IO thread reads log_space_total to be 1000 and adds 100 to get 1100
SQL thread purges, subtracts 1000 and writes 100 to log_space_total.
IO thread writes 1100 to log_space_total

How to repeat:
To confirm that the two codepaths can be entered executed concurrently, add a sleep in MYSQL_BIN_LOG::purge_logs_in_list and confirm that the IO thread can still modify log_space_total without blocking.

Suggested fix:
Add locks or use atomic variables.
[28 Sep 2017 10:45] Manuel Ung
Another effect of this bug is that the counter underflows when some additions get lost, giving some huge number.
[19 Oct 2017 17:09] MySQL Verification Team
Hi,
Yes, I can confirm/verify this behavior.
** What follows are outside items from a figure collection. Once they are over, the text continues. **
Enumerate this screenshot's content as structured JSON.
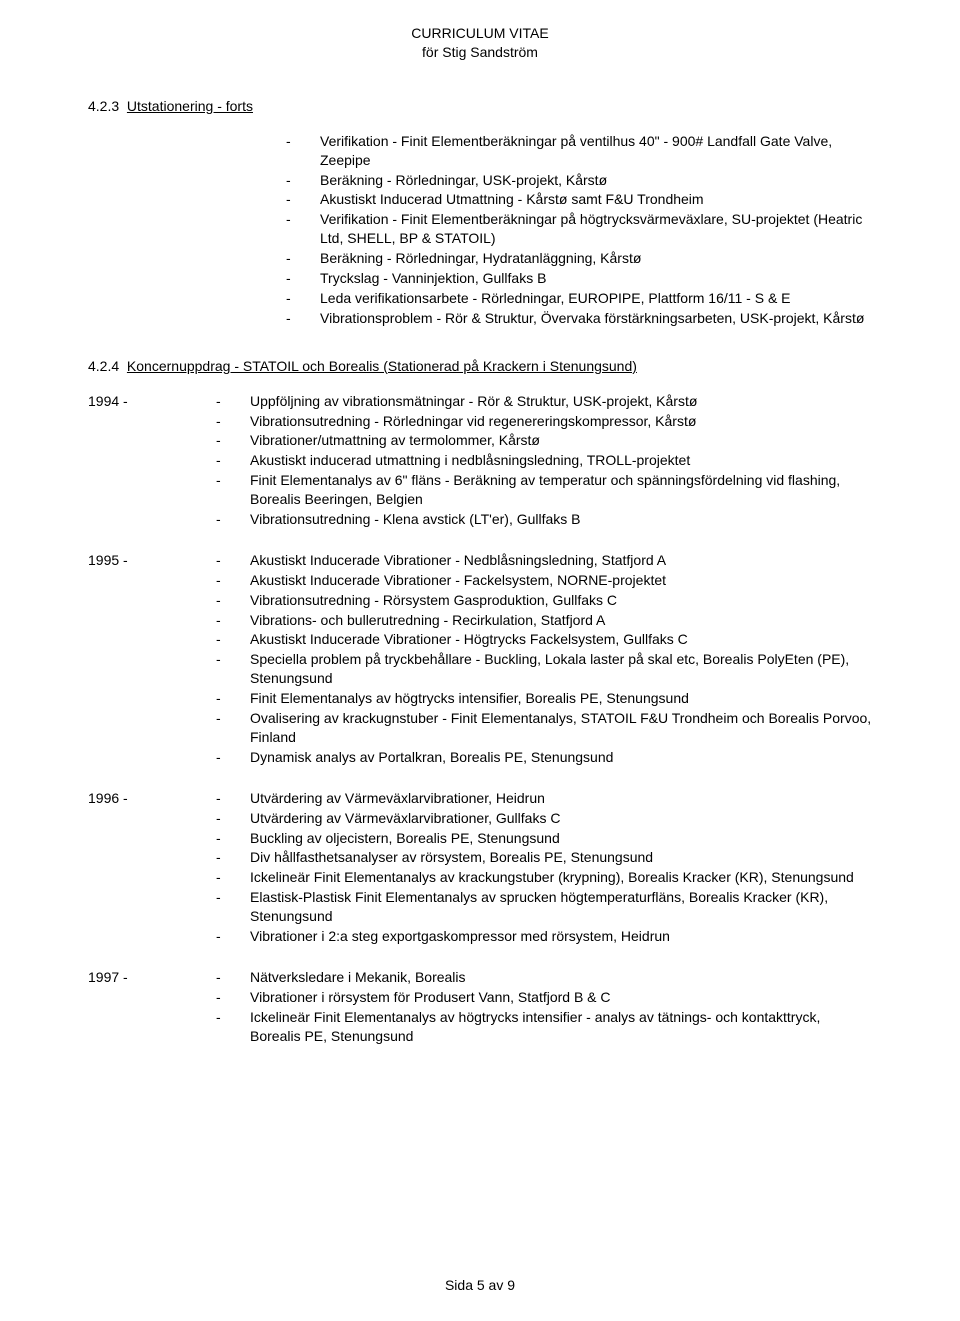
{
  "header": {
    "line1": "CURRICULUM VITAE",
    "line2": "för Stig Sandström"
  },
  "section423": {
    "number": "4.2.3",
    "title": "Utstationering - forts",
    "items": [
      "Verifikation - Finit Elementberäkningar på ventilhus 40\" - 900# Landfall Gate Valve, Zeepipe",
      "Beräkning - Rörledningar, USK-projekt, Kårstø",
      "Akustiskt Inducerad Utmattning - Kårstø samt F&U Trondheim",
      "Verifikation - Finit Elementberäkningar på högtrycksvärmeväxlare, SU-projektet (Heatric Ltd, SHELL, BP & STATOIL)",
      "Beräkning - Rörledningar, Hydratanläggning, Kårstø",
      "Tryckslag - Vanninjektion, Gullfaks B",
      "Leda verifikationsarbete - Rörledningar, EUROPIPE, Plattform 16/11 - S & E",
      "Vibrationsproblem - Rör & Struktur, Övervaka förstärkningsarbeten, USK-projekt, Kårstø"
    ]
  },
  "section424": {
    "number": "4.2.4",
    "title": "Koncernuppdrag - STATOIL och Borealis (Stationerad på Krackern i Stenungsund)",
    "years": [
      {
        "year": "1994 -",
        "items": [
          "Uppföljning av vibrationsmätningar - Rör & Struktur, USK-projekt, Kårstø",
          "Vibrationsutredning - Rörledningar vid regenereringskompressor, Kårstø",
          "Vibrationer/utmattning av termolommer, Kårstø",
          "Akustiskt inducerad utmattning i nedblåsningsledning, TROLL-projektet",
          "Finit Elementanalys av 6\" fläns - Beräkning av temperatur och spänningsfördelning vid flashing, Borealis Beeringen, Belgien",
          "Vibrationsutredning - Klena avstick (LT'er), Gullfaks B"
        ]
      },
      {
        "year": "1995 -",
        "items": [
          "Akustiskt Inducerade Vibrationer - Nedblåsningsledning, Statfjord A",
          "Akustiskt Inducerade Vibrationer - Fackelsystem, NORNE-projektet",
          "Vibrationsutredning - Rörsystem Gasproduktion, Gullfaks C",
          "Vibrations- och bullerutredning - Recirkulation, Statfjord A",
          "Akustiskt Inducerade Vibrationer - Högtrycks Fackelsystem, Gullfaks C",
          "Speciella problem på tryckbehållare - Buckling, Lokala laster på skal etc, Borealis PolyEten (PE), Stenungsund",
          "Finit Elementanalys av högtrycks intensifier, Borealis PE, Stenungsund",
          "Ovalisering av krackugnstuber - Finit Elementanalys, STATOIL F&U Trondheim och Borealis Porvoo, Finland",
          "Dynamisk analys av Portalkran, Borealis PE, Stenungsund"
        ]
      },
      {
        "year": "1996 -",
        "items": [
          "Utvärdering av Värmeväxlarvibrationer, Heidrun",
          "Utvärdering av Värmeväxlarvibrationer, Gullfaks C",
          "Buckling av oljecistern, Borealis PE, Stenungsund",
          "Div hållfasthetsanalyser av rörsystem, Borealis PE, Stenungsund",
          "Ickelineär Finit Elementanalys av krackungstuber (krypning), Borealis Kracker (KR), Stenungsund",
          "Elastisk-Plastisk Finit Elementanalys av sprucken högtemperaturfläns, Borealis Kracker (KR), Stenungsund",
          "Vibrationer i 2:a steg exportgaskompressor med rörsystem, Heidrun"
        ]
      },
      {
        "year": "1997 -",
        "items": [
          "Nätverksledare i Mekanik, Borealis",
          "Vibrationer i rörsystem för Produsert Vann, Statfjord B & C",
          "Ickelineär Finit Elementanalys av högtrycks intensifier - analys av tätnings- och kontakttryck, Borealis PE, Stenungsund"
        ]
      }
    ]
  },
  "footer": "Sida 5 av 9"
}
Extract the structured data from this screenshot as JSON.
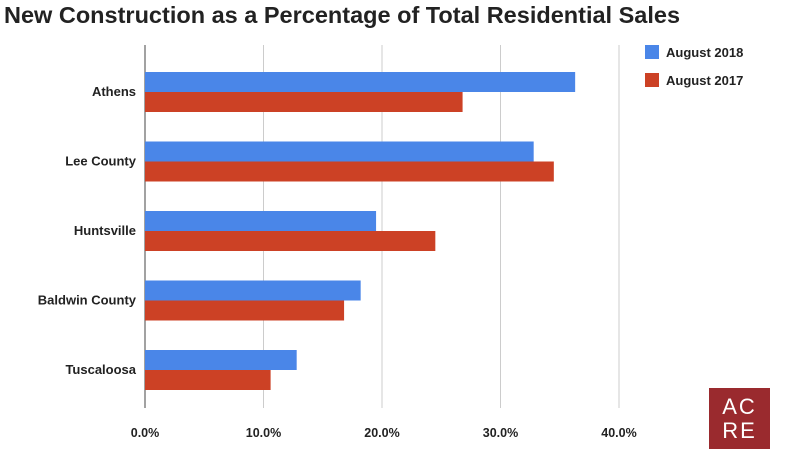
{
  "chart_data": {
    "type": "bar",
    "orientation": "horizontal",
    "title": "New Construction as a Percentage of Total Residential Sales",
    "categories": [
      "Athens",
      "Lee County",
      "Huntsville",
      "Baldwin County",
      "Tuscaloosa"
    ],
    "series": [
      {
        "name": "August 2018",
        "color": "#4a86e8",
        "values": [
          36.3,
          32.8,
          19.5,
          18.2,
          12.8
        ]
      },
      {
        "name": "August 2017",
        "color": "#cc4125",
        "values": [
          26.8,
          34.5,
          24.5,
          16.8,
          10.6
        ]
      }
    ],
    "xlim": [
      0,
      40
    ],
    "x_ticks": [
      "0.0%",
      "10.0%",
      "20.0%",
      "30.0%",
      "40.0%"
    ],
    "grid": true,
    "legend_position": "top-right"
  },
  "logo": {
    "line1": "AC",
    "line2": "RE",
    "color": "#9a2a2e"
  }
}
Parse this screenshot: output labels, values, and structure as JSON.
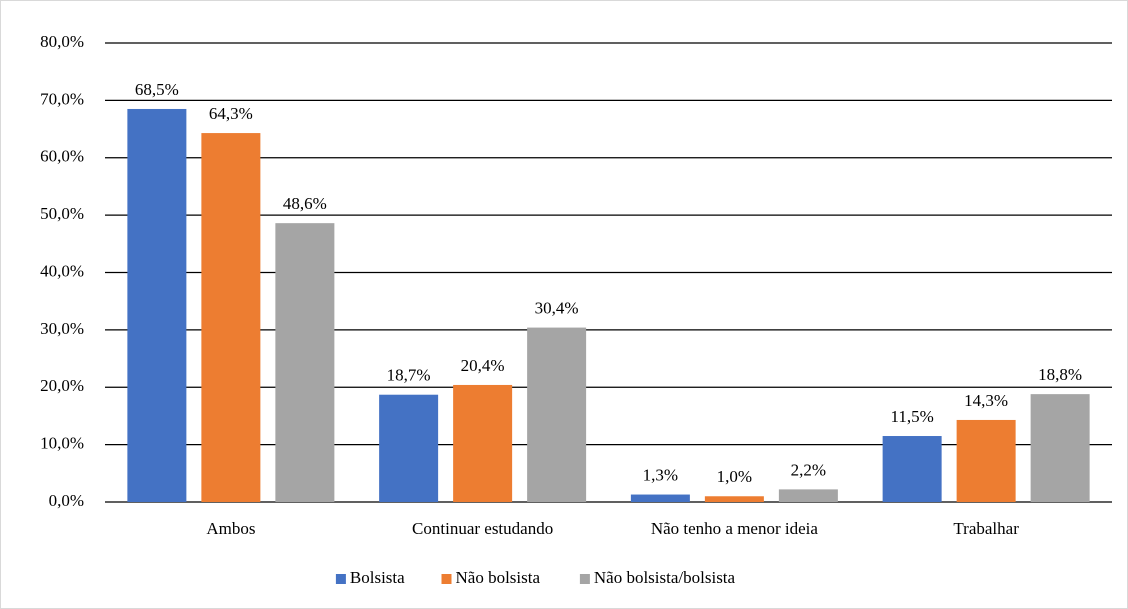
{
  "chart_data": {
    "type": "bar",
    "categories": [
      "Ambos",
      "Continuar estudando",
      "Não tenho a menor ideia",
      "Trabalhar"
    ],
    "series": [
      {
        "name": "Bolsista",
        "color": "#4472c4",
        "values": [
          68.5,
          18.7,
          1.3,
          11.5
        ],
        "value_labels": [
          "68,5%",
          "18,7%",
          "1,3%",
          "11,5%"
        ]
      },
      {
        "name": "Não bolsista",
        "color": "#ed7d31",
        "values": [
          64.3,
          20.4,
          1.0,
          14.3
        ],
        "value_labels": [
          "64,3%",
          "20,4%",
          "1,0%",
          "14,3%"
        ]
      },
      {
        "name": "Não bolsista/bolsista",
        "color": "#a5a5a5",
        "values": [
          48.6,
          30.4,
          2.2,
          18.8
        ],
        "value_labels": [
          "48,6%",
          "30,4%",
          "2,2%",
          "18,8%"
        ]
      }
    ],
    "ylim": [
      0,
      80
    ],
    "yticks": [
      {
        "value": 0,
        "label": "0,0%"
      },
      {
        "value": 10,
        "label": "10,0%"
      },
      {
        "value": 20,
        "label": "20,0%"
      },
      {
        "value": 30,
        "label": "30,0%"
      },
      {
        "value": 40,
        "label": "40,0%"
      },
      {
        "value": 50,
        "label": "50,0%"
      },
      {
        "value": 60,
        "label": "60,0%"
      },
      {
        "value": 70,
        "label": "70,0%"
      },
      {
        "value": 80,
        "label": "80,0%"
      }
    ],
    "grid": true,
    "legend": "bottom"
  }
}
Now I don't agree with proposed solution as it would have negative performance impact to the system. Anyhow I'm verifying it and I'll let the replication team decide how they want to handle this.

best regards
Bogdan
[1 Jun 2018 22:13] Manuel Ung
Any updates with this? We just use std::atomic and that performs pretty well.
[12 Nov 2018 15:48] Margaret Fisher
Posted by developer:
 
Changelog entry added for MySQL 8.0.14, 5.7.25 and 5.6.43:

The value returned by a SHOW SLAVE STATUS statement for the total combined size of all existing relay log files (Relay_Log_Space) could become much larger than the actual disk space used by the relay log files. The I/O thread did not lock the variable while it updated the value, so the SQL thread could automatically delete a relay log file and write a reduced value before the I/O thread finished updating the value. The I/O thread then wrote its original size calculation, ignoring the SQL thread's update and so adding back the space for the deleted file. The Relay_Log_Space value is now locked during updates to prevent concurrent updates and ensure an accurate calculation.
[10 Jun 2021 6:12] chao gao
this bug fix lead to io thread response semi ack to master block about 200 ms when sql thread purge relay log.